Juliet feels the inexorable pull of Guernsey and these friends as she exchanges letters, laughs and literary loves with the society members. We also feel her pain at the disappearance of the fearless Elizabeth – a woman she only knows through the second-hand tales of others – who was sent to the mainland and imprisoned after being caught harbouring one of the Todt slave labourers whom the Germans had brought to the islands in order to fortify them. More and more, Juliet wishes to visit these people that she feels she knows and loves, and at the same time escape the overtures of the glib, rich and suffocating Markham Reynolds.
We are constantly drawn back into the horrors of war; there is always the sense that whilst the war is history, it is not yet over. Amelia writes to Juliet saying that ‘life does not go on’, rather, “It’s death that goes on”, but she also glimpses ‘small islands of hope’. And out of the ashes of war come tales of good Germans, such as the doctor, Captain Hellman, who befriends Dawsey and falls in love with Elizabeth. They have a child, Kit, who now grows up without her parents, but with all the members acting as her guardians. When Juliet travels to Guernsey, she quickly takes to Kit, and Kit to her, and all of a sudden Juliet sees her life through the prism of her existence on Guernsey rather than her flat in London.

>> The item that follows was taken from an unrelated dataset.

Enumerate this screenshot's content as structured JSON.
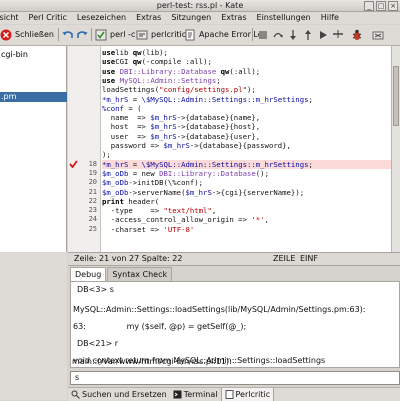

We are obliquely offered the Society’s members’ views on a varied group of literary authors throughout the book: The Bronte sisters, Seneca – a Roman philosopher, Charles Lamb, Shakespeare, Jane Austen’s Pride and Prejudice, and Chaucer’s The Canterbury Tales amongst others. There is much mirth surrounding the impact these authors and books have on the various members’ lives. There is also the delightful – and naturally lively – appearance of Oscar Wilde who soothes the broken heart of a young girl on the island after her cat is killed. The Guernsey Literary and Potato Peel Pie Society is suffused with wit and verve, much in the vein of Jane Austen. Indeed Juliet’s love interests in the form of the slippery Markham and the strong, silent Dawsey clearly mirror Wickham and Darcy in both name and nature. It does not shy away from the harsh truths of war and the fate of Elizabeth is keenly felt by all; in this sense – the weaving of light and dark – it escapes being a mere romantic whimsy. However, much in the way of Pride and Prejudice, we are left with a very happy ending, as befits this charming read.
It is a perfect book club choice, and it also proves the magic of life – for it is Mary Ann Shaffer’s only book, written aged 70, written with the cajoling and encouragement of a group of her friends and writing-group companions, and published only after her death with the final touches of her niece Annie Barrows. It is a testament to perseverance, joy, the creative spirit, and the encouragement that only the best of family & friends can provide us.
The Guernsey Literary and Potato Peel Pie Society by Mary Ann Shaffer and Annie Barrows.